Since mid-2009 the effect is more pronounced, with unhedged positions giving up 30% against gains of 8% for fully hedged positions. The 38% differential represents an opportunity cost to overall portfolio performance of some 3.25% per annum since then, according to NAB.

Against a backdrop of increasing offshore exposure and a focus on relative performance versus their domestic peer group, it should follow that Australian super funds have significant interest in optimising their currency overlay strategies. Outside of the fixed interest sector, however, investment managers say there is little consensus around forex risk management best practice with some funds ignoring it altogether. Troy Rieck, managing director with the Brisbane-based Queensland Investment Corporation (QIC), an institutional investment manager with AUM of A$60 billion, reports a disparate range of operational approaches. “Some funds use their asset managers to run forex hedging strategies, some rely on their custodians, while others choose not to hedge or don’t really think about it at all,” he says.

Furthermore, the tendency of incumbent providers to rely on traditional hedging tools can act as a drain on liquidity with particularly painful consequences.

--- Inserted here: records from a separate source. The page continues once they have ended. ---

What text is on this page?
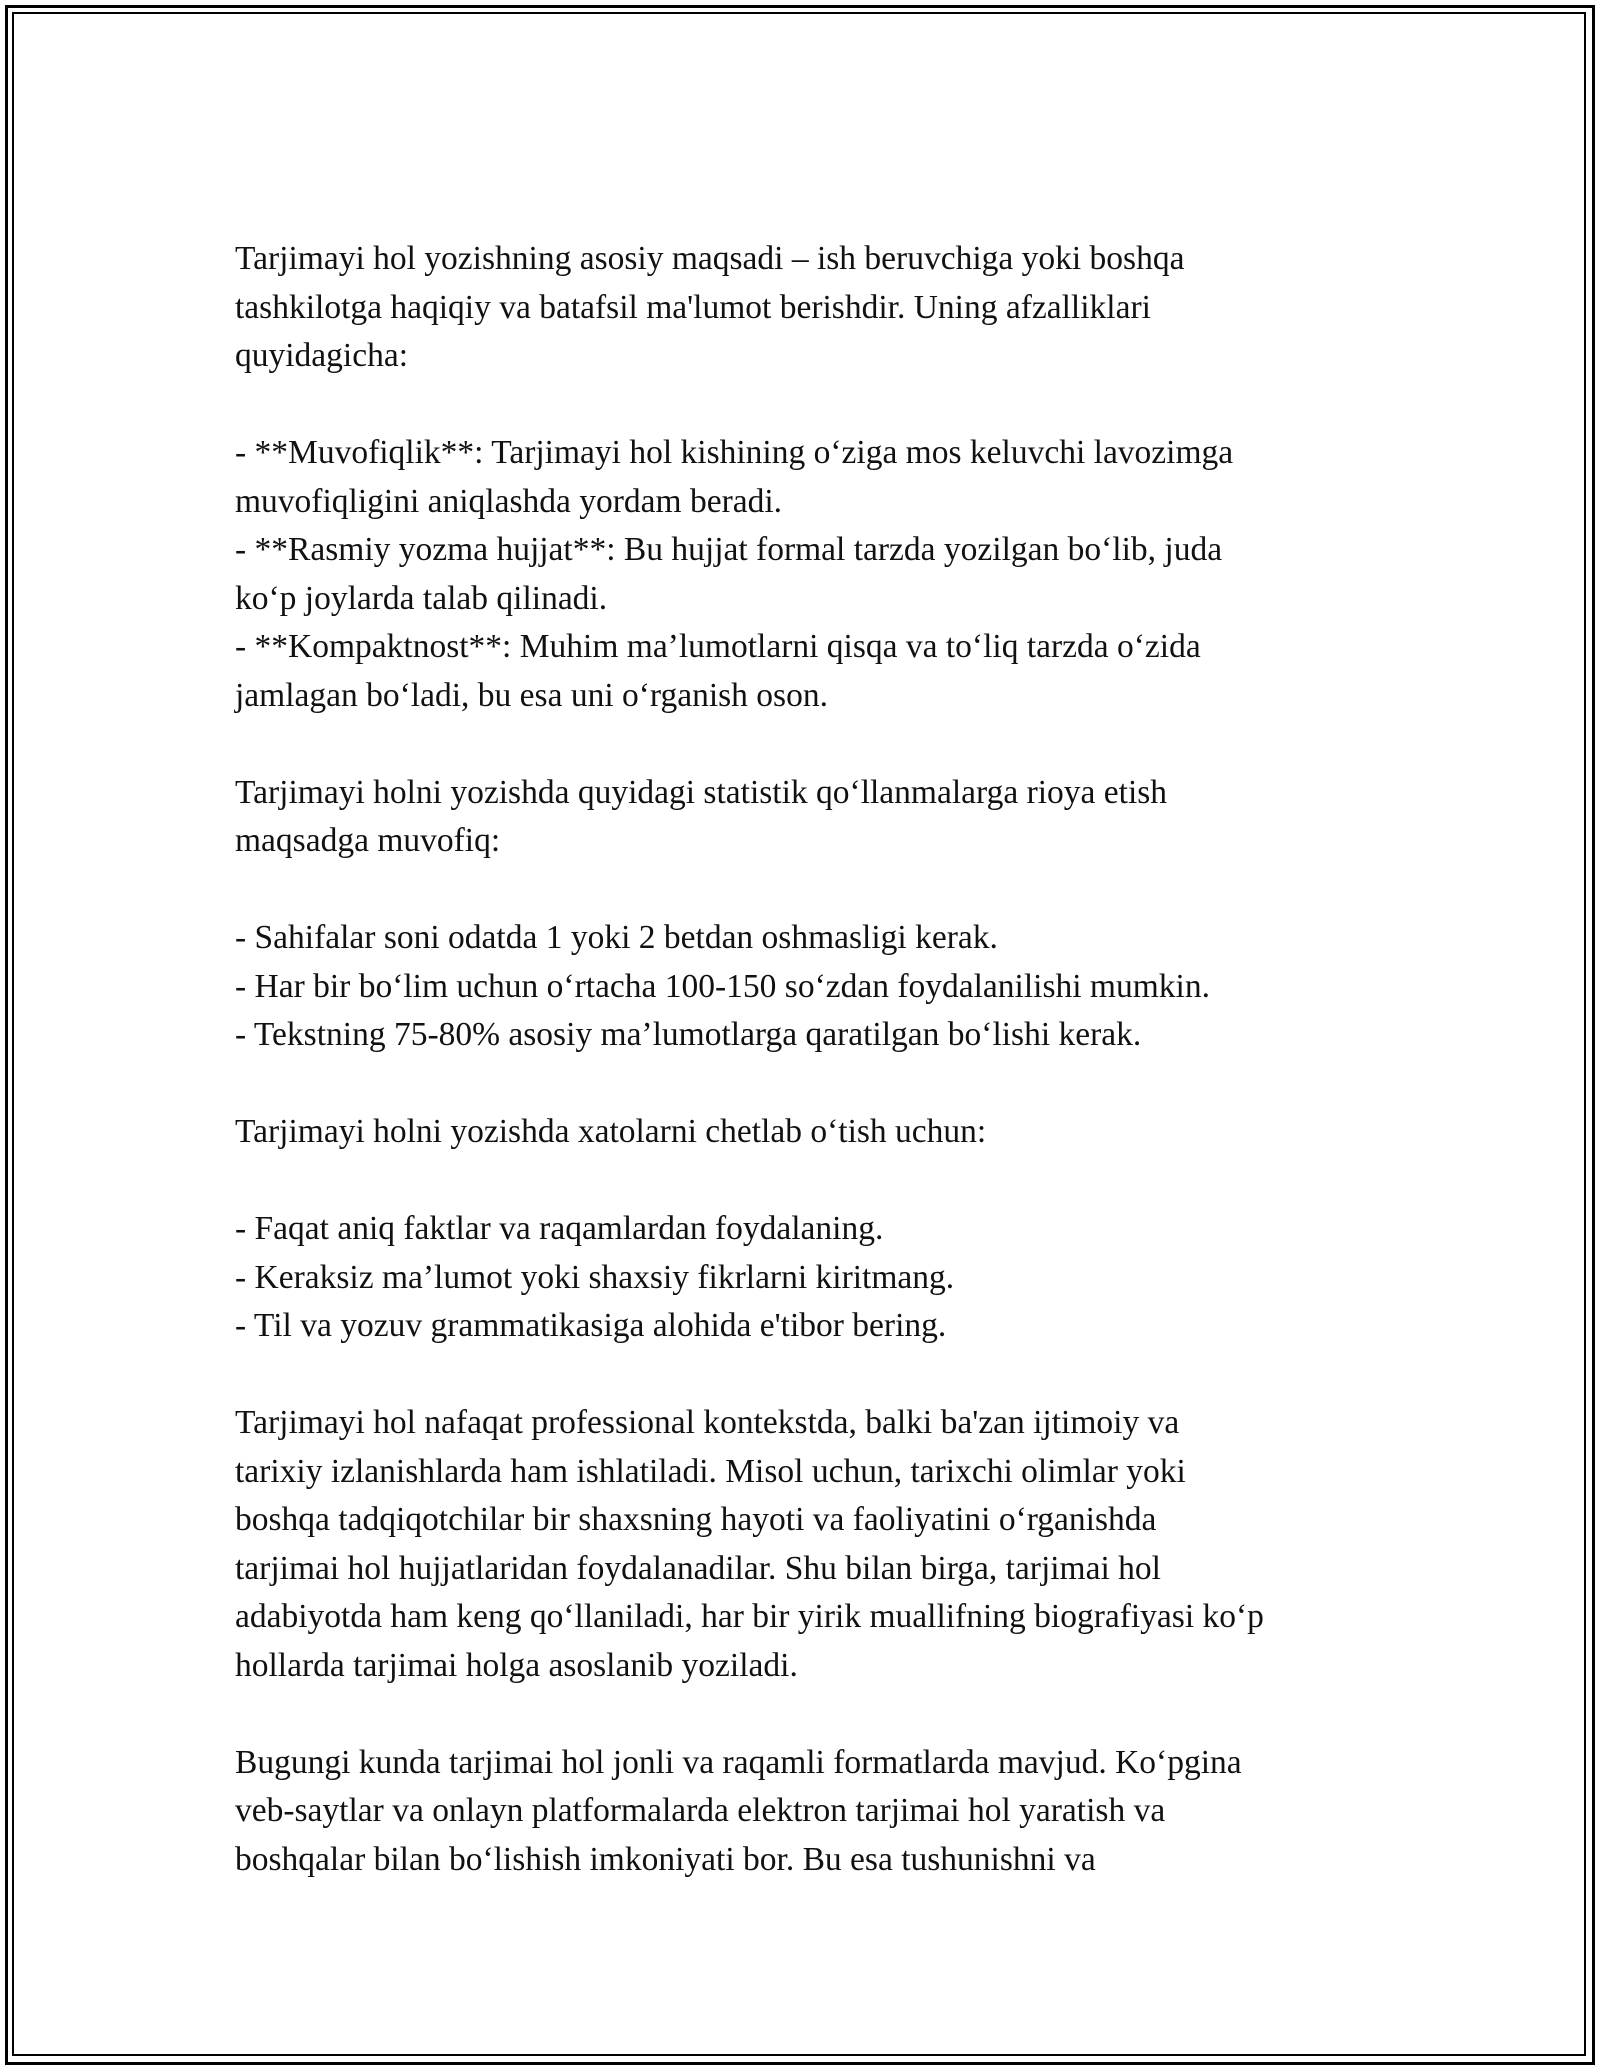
Tarjimayi hol yozishning asosiy maqsadi – ish beruvchiga yoki boshqa
tashkilotga haqiqiy va batafsil ma'lumot berishdir. Uning afzalliklari
quyidagicha:
- **Muvofiqlik**: Tarjimayi hol kishining oʻziga mos keluvchi lavozimga
muvofiqligini aniqlashda yordam beradi.
- **Rasmiy yozma hujjat**: Bu hujjat formal tarzda yozilgan boʻlib, juda
koʻp joylarda talab qilinadi.
- **Kompaktnost**: Muhim ma’lumotlarni qisqa va toʻliq tarzda oʻzida
jamlagan boʻladi, bu esa uni oʻrganish oson.
Tarjimayi holni yozishda quyidagi statistik qoʻllanmalarga rioya etish
maqsadga muvofiq:
- Sahifalar soni odatda 1 yoki 2 betdan oshmasligi kerak.
- Har bir boʻlim uchun oʻrtacha 100-150 soʻzdan foydalanilishi mumkin.
- Tekstning 75-80% asosiy ma’lumotlarga qaratilgan boʻlishi kerak.
Tarjimayi holni yozishda xatolarni chetlab oʻtish uchun:
- Faqat aniq faktlar va raqamlardan foydalaning.
- Keraksiz ma’lumot yoki shaxsiy fikrlarni kiritmang.
- Til va yozuv grammatikasiga alohida e'tibor bering.
Tarjimayi hol nafaqat professional kontekstda, balki ba'zan ijtimoiy va
tarixiy izlanishlarda ham ishlatiladi. Misol uchun, tarixchi olimlar yoki
boshqa tadqiqotchilar bir shaxsning hayoti va faoliyatini oʻrganishda
tarjimai hol hujjatlaridan foydalanadilar. Shu bilan birga, tarjimai hol
adabiyotda ham keng qoʻllaniladi, har bir yirik muallifning biografiyasi koʻp
hollarda tarjimai holga asoslanib yoziladi.
Bugungi kunda tarjimai hol jonli va raqamli formatlarda mavjud. Koʻpgina
veb-saytlar va onlayn platformalarda elektron tarjimai hol yaratish va
boshqalar bilan boʻlishish imkoniyati bor. Bu esa tushunishni va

According to the NAB survey, some Australian super funds have around 17% of their portfolios exposed to foreign exchange movements. Based on an average asset allocation across fixed income, equities and alternatives, QIC suggest that 13% of total fund exposures are directly hedged using forex forwards.

Between July and October 2008, the Australian dollar dropped by more than 30% versus the US dollar, leaving funds long the Aussie under bullish hedge positions facing a severe liquidity event. Although the stronger US dollar increased the value of their foreign investments by around 5.1% (30% x 17%), as their deeply out-of-the-money hedge contracts expired, funds faced payouts that far exceeded their strategic cash holdings. QIC suggests that the cash needed to settle underwater hedging obligations could have been as high as 3.9% of total funds under management (30% x 13%) on an industry-wide basis.

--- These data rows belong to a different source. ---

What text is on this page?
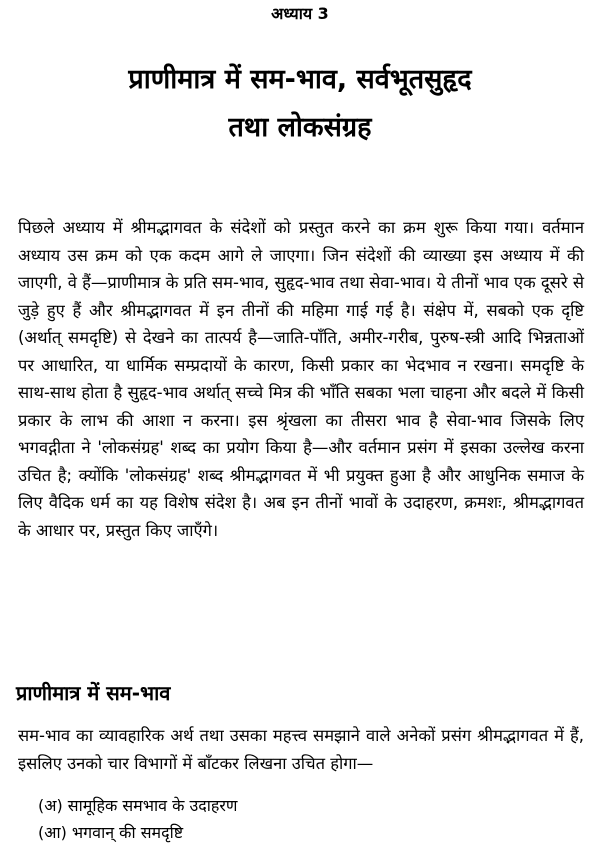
अध्याय 3
प्राणीमात्र में सम-भाव, सर्वभूतसुहृद
तथा लोकसंग्रह

पिछले अध्याय में श्रीमद्भागवत के संदेशों को प्रस्तुत करने का क्रम शुरू किया गया। वर्तमान अध्याय उस क्रम को एक कदम आगे ले जाएगा। जिन संदेशों की व्याख्या इस अध्याय में की जाएगी, वे हैं—प्राणीमात्र के प्रति सम-भाव, सुहृद-भाव तथा सेवा-भाव। ये तीनों भाव एक दूसरे से जुड़े हुए हैं और श्रीमद्भागवत में इन तीनों की महिमा गाई गई है। संक्षेप में, सबको एक दृष्टि (अर्थात् समदृष्टि) से देखने का तात्पर्य है—जाति-पाँति, अमीर-गरीब, पुरुष-स्त्री आदि भिन्नताओं पर आधारित, या धार्मिक सम्प्रदायों के कारण, किसी प्रकार का भेदभाव न रखना। समदृष्टि के साथ-साथ होता है सुहृद-भाव अर्थात् सच्चे मित्र की भाँति सबका भला चाहना और बदले में किसी प्रकार के लाभ की आशा न करना। इस श्रृंखला का तीसरा भाव है सेवा-भाव जिसके लिए भगवद्गीता ने 'लोकसंग्रह' शब्द का प्रयोग किया है—और वर्तमान प्रसंग में इसका उल्लेख करना उचित है; क्योंकि 'लोकसंग्रह' शब्द श्रीमद्भागवत में भी प्रयुक्त हुआ है और आधुनिक समाज के लिए वैदिक धर्म का यह विशेष संदेश है। अब इन तीनों भावों के उदाहरण, क्रमशः, श्रीमद्भागवत के आधार पर, प्रस्तुत किए जाएँगे।

प्राणीमात्र में सम-भाव

सम-भाव का व्यावहारिक अर्थ तथा उसका महत्त्व समझाने वाले अनेकों प्रसंग श्रीमद्भागवत में हैं, इसलिए उनको चार विभागों में बाँटकर लिखना उचित होगा—

(अ) सामूहिक समभाव के उदाहरण
(आ) भगवान् की समदृष्टि
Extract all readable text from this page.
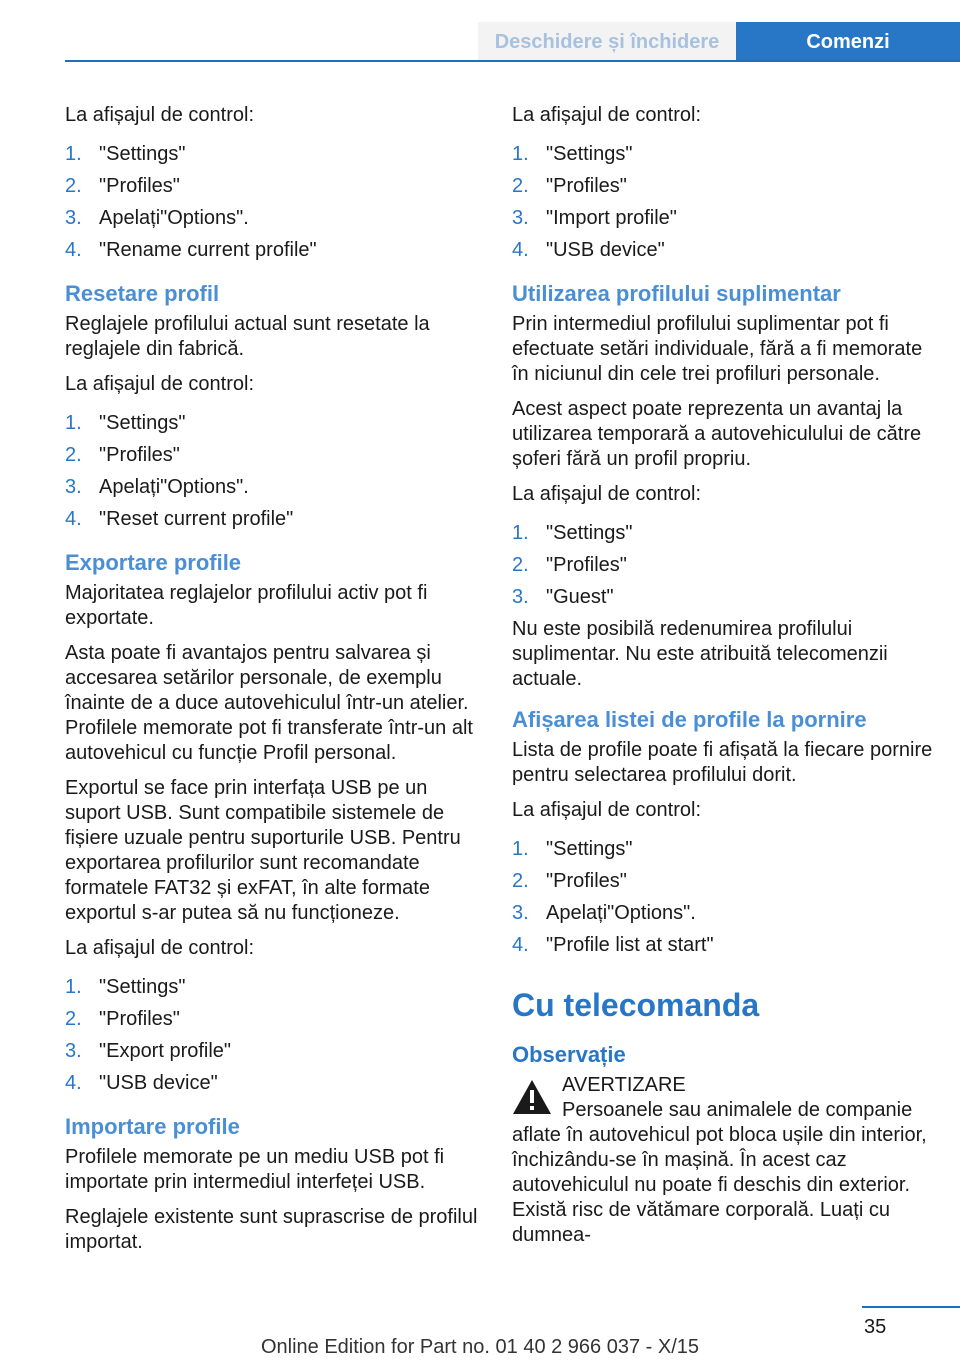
Deschidere și închidere	Comenzi

La afișajul de control:

1. "Settings"
2. "Profiles"
3. Apelați"Options".
4. "Rename current profile"
Resetare profil

Reglajele profilului actual sunt resetate la reglajele din fabrică.

La afișajul de control:

1. "Settings"
2. "Profiles"
3. Apelați"Options".
4. "Reset current profile"
Exportare profile

Majoritatea reglajelor profilului activ pot fi exportate.

Asta poate fi avantajos pentru salvarea și accesarea setărilor personale, de exemplu înainte de a duce autovehiculul într-un atelier. Profilele memorate pot fi transferate într-un alt autovehicul cu funcție Profil personal.

Exportul se face prin interfața USB pe un suport USB. Sunt compatibile sistemele de fișiere uzuale pentru suporturile USB. Pentru exportarea profilurilor sunt recomandate formatele FAT32 și exFAT, în alte formate exportul s-ar putea să nu funcționeze.

La afișajul de control:

1. "Settings"
2. "Profiles"
3. "Export profile"
4. "USB device"
Importare profile

Profilele memorate pe un mediu USB pot fi importate prin intermediul interfeței USB.

Reglajele existente sunt suprascrise de profilul importat.

La afișajul de control:

1. "Settings"
2. "Profiles"
3. "Import profile"
4. "USB device"
Utilizarea profilului suplimentar

Prin intermediul profilului suplimentar pot fi efectuate setări individuale, fără a fi memorate în niciunul din cele trei profiluri personale.

Acest aspect poate reprezenta un avantaj la utilizarea temporară a autovehiculului de către șoferi fără un profil propriu.

La afișajul de control:

1. "Settings"
2. "Profiles"
3. "Guest"

Nu este posibilă redenumirea profilului suplimentar. Nu este atribuită telecomenzii actuale.

Afișarea listei de profile la pornire

Lista de profile poate fi afișată la fiecare pornire pentru selectarea profilului dorit.

La afișajul de control:

1. "Settings"
2. "Profiles"
3. Apelați"Options".
4. "Profile list at start"
Cu telecomanda
Observație

AVERTIZARE

Persoanele sau animalele de companie aflate în autovehicul pot bloca ușile din interior, închizându-se în mașină. În acest caz autovehiculul nu poate fi deschis din exterior. Există risc de vătămare corporală. Luați cu dumnea-

35
Online Edition for Part no. 01 40 2 966 037 - X/15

With this experience still fresh in their minds, investment managers are getting excited about a forex overlay approach that has been a favoured tool of international bond issuers and fixed income portfolio managers for some time. The strategy employs longer-dated cross-currency basis swap contracts – plain vanilla derivatives contracts quoted on multiple screens – which advocates argue allow funds to better manage liquidity requirements by smoothing out income gains and losses. Moreover, they argue, it is accretive to the overall risk-adjusted portfolio returns.

“The rollover risk arising from forex overlay programmes based on short-dated contracts can be very large, as the past few years have shown. By using longer-dated cross-currency basis swap contracts, funds can improve the liquidity profile of their forex overlay, and get paid for a risk management activity which they have to do anyway,” says QIC’s Reick.

Big Four funding

The opportunity for better risk-adjusted forex overlay performances is driven by market expectations around the offshore funding requirements of Australian financial institutions. Essentially, the more offshore debt issuance announced by Australian banks, the greater the cost of converting that funding back to the domestic currency using cross-currency basis swaps and vice versa. At the same time, the relative issuance activities of international borrowers in the kangaroo (domestic Australian) market can have an offsetting effect, with increased issuance and related supply of the domestic currency acting as a cap on basis swap spreads.